Polycystic ovary syndrome: the controversy of diagnosis by ultrasound.
Department of Obstetrics and Gynecology, Dartmouth Medical School, Dartmouth-Hitchcock Medical Center, Lebanon, New Hampshire 03756, USA. Misty.B.Porter@Hitchcock.org
Polycystic ovary syndrome (PCOS) is a heterogeneous endocrine disorder. The criteria used to establish the diagnosis remain controversial. The 1990 National Institutes of Health conference guidelines required a combination of both chronic anovulation and clinical/or biochemical signs of hyperandrogenism.
These criteria were revised in 2003 at the Rotterdam European Society of Human Reproduction and Embryology/American Society of Reproductive Medicine consensus workshop to include ultrasound polycystic ovarian morphology (PCOM) as one of the two of three criteria necessary for establishing the diagnosis of PCOS.

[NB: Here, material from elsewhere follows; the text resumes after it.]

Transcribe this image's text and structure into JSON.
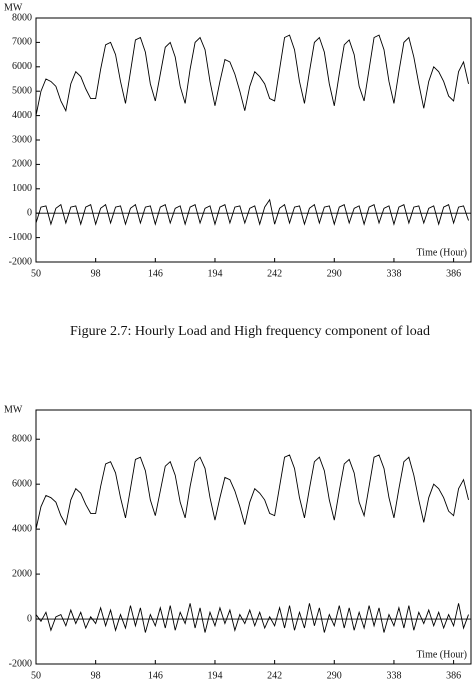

The inclusion of PCOM sparked a controversy as it broadens the population of women who meet the criteria for PCOS and allows for the creation of two phenotypically different patient populations who previously would have been excluded.
The ultrasound findings, which are consistent with PCOM, include an assessment of follicle number and/or ovarian volume.
As technology advances with two-dimensional and three-dimensional ultrasound, our ability to discretely evaluate independent portions of the ovary may help to redefine the criteria of PCOM and thus standardize for clinical and research interests a more specific descriptor for PCOM.